An Interpretable Deep Hierarchical Semantic Convolutional Neural Network for Lung Nodule Malignancy Classification (1806.00712v1)

Abstract: While deep learning methods are increasingly being applied to tasks such as computer-aided diagnosis, these models are difficult to interpret, do not incorporate prior domain knowledge, and are often considered as a "black-box." The lack of model interpretability hinders them from being fully understood by target users such as radiologists. In this paper, we present a novel interpretable deep hierarchical semantic convolutional neural network (HSCNN) to predict whether a given pulmonary nodule observed on a computed tomography (CT) scan is malignant. Our network provides two levels of output: 1) low-level radiologist semantic features, and 2) a high-level malignancy prediction score. The low-level semantic outputs quantify the diagnostic features used by radiologists and serve to explain how the model interprets the images in an expert-driven manner. The information from these low-level tasks, along with the representations learned by the convolutional layers, are then combined and used to infer the high-level task of predicting nodule malignancy. This unified architecture is trained by optimizing a global loss function including both low- and high-level tasks, thereby learning all the parameters within a joint framework. Our experimental results using the Lung Image Database Consortium (LIDC) show that the proposed method not only produces interpretable lung cancer predictions but also achieves significantly better results compared to common 3D CNN approaches.

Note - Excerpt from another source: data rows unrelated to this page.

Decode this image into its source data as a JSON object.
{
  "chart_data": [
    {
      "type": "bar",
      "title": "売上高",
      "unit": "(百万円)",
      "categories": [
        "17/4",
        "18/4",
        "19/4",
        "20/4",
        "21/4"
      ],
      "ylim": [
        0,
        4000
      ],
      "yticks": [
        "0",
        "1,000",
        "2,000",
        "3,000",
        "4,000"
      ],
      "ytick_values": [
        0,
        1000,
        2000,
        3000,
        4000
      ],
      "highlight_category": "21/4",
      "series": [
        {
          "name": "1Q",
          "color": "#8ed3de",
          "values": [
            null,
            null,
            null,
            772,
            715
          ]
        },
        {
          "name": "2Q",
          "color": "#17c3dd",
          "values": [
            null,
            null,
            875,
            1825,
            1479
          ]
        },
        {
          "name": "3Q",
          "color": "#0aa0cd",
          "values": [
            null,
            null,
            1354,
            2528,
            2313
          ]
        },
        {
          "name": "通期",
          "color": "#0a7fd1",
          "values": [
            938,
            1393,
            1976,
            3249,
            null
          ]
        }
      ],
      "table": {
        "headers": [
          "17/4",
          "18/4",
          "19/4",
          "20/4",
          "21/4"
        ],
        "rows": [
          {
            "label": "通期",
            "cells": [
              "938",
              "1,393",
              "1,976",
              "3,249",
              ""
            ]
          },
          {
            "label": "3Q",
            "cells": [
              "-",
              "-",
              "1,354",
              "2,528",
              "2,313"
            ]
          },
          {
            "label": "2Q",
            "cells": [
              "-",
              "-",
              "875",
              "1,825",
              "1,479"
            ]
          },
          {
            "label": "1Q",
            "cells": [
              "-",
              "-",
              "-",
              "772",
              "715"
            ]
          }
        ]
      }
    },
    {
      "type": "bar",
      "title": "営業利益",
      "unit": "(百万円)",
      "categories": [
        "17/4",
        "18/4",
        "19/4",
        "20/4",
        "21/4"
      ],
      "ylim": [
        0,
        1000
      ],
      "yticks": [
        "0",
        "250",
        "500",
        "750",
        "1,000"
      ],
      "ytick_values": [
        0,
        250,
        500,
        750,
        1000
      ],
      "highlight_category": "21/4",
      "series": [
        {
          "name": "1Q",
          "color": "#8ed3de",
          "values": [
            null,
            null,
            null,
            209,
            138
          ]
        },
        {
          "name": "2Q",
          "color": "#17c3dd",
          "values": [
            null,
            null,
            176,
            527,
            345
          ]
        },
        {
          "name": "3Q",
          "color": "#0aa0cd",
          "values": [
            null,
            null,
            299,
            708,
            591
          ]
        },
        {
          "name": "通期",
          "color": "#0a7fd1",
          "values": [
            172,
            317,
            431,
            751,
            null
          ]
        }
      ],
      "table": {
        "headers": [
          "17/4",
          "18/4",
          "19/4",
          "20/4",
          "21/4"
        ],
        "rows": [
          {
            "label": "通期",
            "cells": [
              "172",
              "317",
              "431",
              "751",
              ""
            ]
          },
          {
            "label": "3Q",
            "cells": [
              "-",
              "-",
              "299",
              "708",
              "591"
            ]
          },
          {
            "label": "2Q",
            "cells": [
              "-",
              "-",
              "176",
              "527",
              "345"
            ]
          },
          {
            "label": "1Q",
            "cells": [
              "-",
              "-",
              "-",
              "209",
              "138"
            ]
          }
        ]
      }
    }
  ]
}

• The paper introduces an Interpretable Deep Hierarchical Semantic Convolutional Neural Network (HSCNN) for classifying lung nodule malignancy, addressing the black-box problem in deep learning by integrating radiologist-interpretable semantic features.
• The HSCNN model provides two-tiered outputs: low-level semantic features (like margin texture, sphericity) and high-level malignancy scores, trained jointly to improve both interpretability and prediction accuracy.
• Evaluated on the LIDC dataset, the model achieves superior performance with an AUC of 0.856 and improved sensitivity, demonstrating that integrating semantic features enhances interpretability and aids potential clinical adoption by radiologists.

An Interpretable Deep Hierarchical Semantic Convolutional Neural Network for Lung Nodule Malignancy Classification

The paper under review introduces a novel method for classifying lung nodules as benign or malignant using a hierarchical semantic convolutional neural network (HSCNN). This method addresses the prevalent challenge in deep learning models—namely, the lack of interpretability, a crucial barrier to clinical implementation in computer-aided diagnosis systems. By integrating domain knowledge through the use of semantic features, this approach attempts to provide a more transparent prediction process that aligns with the interpretive processes employed by radiologists.

Technical Approach

The HSCNN model offers a two-tiered prediction output: low-level radiologist semantic features and high-level malignancy scores. The low-level semantic features, which include nodule properties like margin texture, sphericity, subtlety, calcification, etc., are derived qualitatively yet can be quantified using deep CNN models. These features are interpretable and intelligible to radiologists, offering an explanatory view of the network’s decision-making process. The architecture is designed with a primary feature learning module that feeds into separate low-level task modules and a high-level task module, which ultimately predicts nodule malignancy. The model is trained using a global loss function that combines both the low- and high-level tasks, optimizing the ability to predict each task simultaneously within a joint framework.

Results

The model is evaluated using the Lung Image Database Consortium (LIDC), demonstrating superior performance as compared to traditional 3D CNN architectures. Specifically, the integration of semantic features not only aids model interpretability but also improves prediction accuracy, achieving an AUC of 0.856. The system offers a substantive improvement in model sensitivity without compromising specificity, achieving a statistically significant enhancement in overall performance. The interpretability is visually validated by demonstrating accurate predictions of malignancy alongside the corresponding semantic features.

Implications

The interpretability of such a network holds significant implications for clinical implementation, facilitating better acceptance by domain experts such as radiologists. By providing insight into the decision-making process of the neural network, a radiologist can calibrate their trust in the machine’s predictions, crucial for clinical adoption. Furthermore, the framework detailed in this paper could serve as a blueprint for designing interpretable models in other realms of medical diagnostics, where the black-box nature of deep learning approaches is a persistent concern.

Future Directions

Future research could explore the incorporation of additional semantic features more strongly correlated with malignancy, such as spiculation and lobulation. Moreover, the consequences of binarizing semantic labels might be minimized by employing a multi-class framework that better reflects the radiological nuances captured in practice. Additionally, as suggested by the discussed limitations, training on larger, more consistently annotated datasets could further improve both the accuracy and robustness of semantic feature predictions and malignancy classification. The expansion and adaptation of this methodology to larger and more diverse datasets could potentially enhance performance and generalizability, strengthening its applicability across varied clinical scenarios.

In conclusion, this paper offers a significant contribution to the evolving field of interpretable AI in medical diagnostics, presenting an overview of deep learning capabilities with domain-specific knowledge to enable trust and insight in automatic decision-making systems.